Chi ha memoria ricorderà che il piccolo centro era stato già messo a dura prova nel 2007 a causa di un consistente dissesto idrogeologico; al quale due anni dopo ha fatto seguito l’ancora più devastante tragedia che è costata la vita di tante persone. “Tutto gestito con superficialità se non con indifferenza dagli organi di stampa locali e dall’amministrazione pubblica” afferma Calafuria che oggi, oltre ad essere una professionista, svolge una intensa attività di volontariato nella Protezione Civile di Venezia, che proprio di recente ha ospitato l’EU Modex 2024 con simulazioni di scenari di estrema emergenza.
Per Eva Calafiura essere caposquadra della Protezione Civile è un impegno serio, un segno d’amore verso il prossimo che mette subito dopo quello per la sua famiglia e principalmente per le sue figlie. Ecco perché spiega nei suoi post sui social come non si possa banalizzare tutto, cosa che spesso capita di vedere nelle fiction televisive. Così non esita a puntare il dito contro la serie Sempre al Tuo Fianco: “Questo è un ‘telefilm’ come li chiamava la nonna – scrive Eva –, non è la realtà. No, no e no. Il sistema di Protezione Civile, quello vero è quello organizzato… ed è una cosa assolutamente diversa. Il nostro modello di Protezione Civile è fatto di persone: tante e incredibili. Di ruoli: chiari e definiti. Di competenze: molte e diversificate. Ed è all’insegna della cooperazione e del rispetto da parte di tutti gli operatori. Che non sono supereroi e ‘faccio tutto io’”.
Per la sua ‘seconda famiglia’ la nostra volontaria è disposta a tutto, ad esporsi in prima linea, a difendere con passione le sue idee e i territori che la vedono all’opera. Con il sorriso dell’ottimista, ma con la consapevolezza realistica di una donna determinata che conosce bene il valore della responsabilità che comporta la sua attività. Di quante vite in pericolo possano essere messe in sicurezza grazie a ogni suo gesto di dedizione.
In un suo post commentato da molti utenti lei spiega con una punta di indignazione la differenza radicale tra le fiction trasmesse in televisione e la cruda realtà. Vuole raccontarci meglio questo suo punto di vista?
“Non posso che dissociarmi da quanto visto nella serie televisiva. Ciò che viene rappresentato è assolutamente ben altro rispetto a come viviamo nella quotidianità il volontariato.

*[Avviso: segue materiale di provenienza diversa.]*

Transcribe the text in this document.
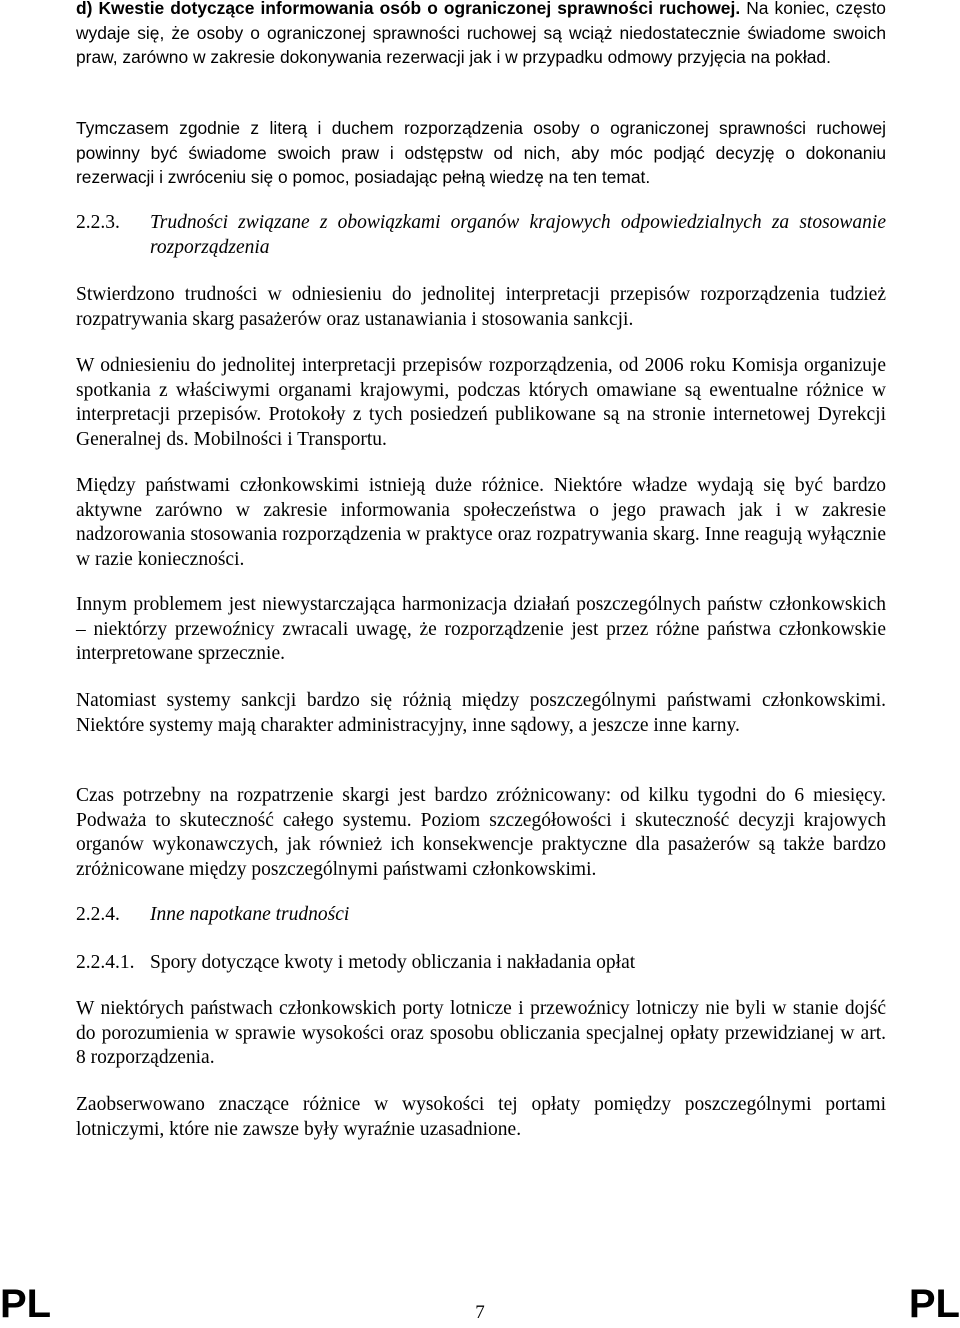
d) Kwestie dotyczące informowania osób o ograniczonej sprawności ruchowej. Na koniec, często wydaje się, że osoby o ograniczonej sprawności ruchowej są wciąż niedostatecznie świadome swoich praw, zarówno w zakresie dokonywania rezerwacji jak i w przypadku odmowy przyjęcia na pokład.

Tymczasem zgodnie z literą i duchem rozporządzenia osoby o ograniczonej sprawności ruchowej powinny być świadome swoich praw i odstępstw od nich, aby móc podjąć decyzję o dokonaniu rezerwacji i zwróceniu się o pomoc, posiadając pełną wiedzę na ten temat.

2.2.3.	Trudności związane z obowiązkami organów krajowych odpowiedzialnych za stosowanie rozporządzenia

Stwierdzono trudności w odniesieniu do jednolitej interpretacji przepisów rozporządzenia tudzież rozpatrywania skarg pasażerów oraz ustanawiania i stosowania sankcji.

W odniesieniu do jednolitej interpretacji przepisów rozporządzenia, od 2006 roku Komisja organizuje spotkania z właściwymi organami krajowymi, podczas których omawiane są ewentualne różnice w interpretacji przepisów. Protokoły z tych posiedzeń publikowane są na stronie internetowej Dyrekcji Generalnej ds. Mobilności i Transportu.

Między państwami członkowskimi istnieją duże różnice. Niektóre władze wydają się być bardzo aktywne zarówno w zakresie informowania społeczeństwa o jego prawach jak i w zakresie nadzorowania stosowania rozporządzenia w praktyce oraz rozpatrywania skarg. Inne reagują wyłącznie w razie konieczności.

Innym problemem jest niewystarczająca harmonizacja działań poszczególnych państw członkowskich – niektórzy przewoźnicy zwracali uwagę, że rozporządzenie jest przez różne państwa członkowskie interpretowane sprzecznie.

Natomiast systemy sankcji bardzo się różnią między poszczególnymi państwami członkowskimi. Niektóre systemy mają charakter administracyjny, inne sądowy, a jeszcze inne karny.

Czas potrzebny na rozpatrzenie skargi jest bardzo zróżnicowany: od kilku tygodni do 6 miesięcy. Podważa to skuteczność całego systemu. Poziom szczegółowości i skuteczność decyzji krajowych organów wykonawczych, jak również ich konsekwencje praktyczne dla pasażerów są także bardzo zróżnicowane między poszczególnymi państwami członkowskimi.

2.2.4.	Inne napotkane trudności
2.2.4.1. Spory dotyczące kwoty i metody obliczania i nakładania opłat

W niektórych państwach członkowskich porty lotnicze i przewoźnicy lotniczy nie byli w stanie dojść do porozumienia w sprawie wysokości oraz sposobu obliczania specjalnej opłaty przewidzianej w art. 8 rozporządzenia.

Zaobserwowano znaczące różnice w wysokości tej opłaty pomiędzy poszczególnymi portami lotniczymi, które nie zawsze były wyraźnie uzasadnione.

PL	7	PL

Impossibile evitare di notare all’interno della fiction iperboli insostenibili. Faccio un esempio: sulla bocca del cratere di un vulcano con pericolo di eruzione non è possibile andarci da soli perché nei casi di emergenza viene sempre attivata una squadra abilitata. Quindi va sottolineato che nel nostro ambiente le prime donne non esistono e inoltre ben poco spazio possono avere gli intrighi sentimentali stile ‘Beautiful’.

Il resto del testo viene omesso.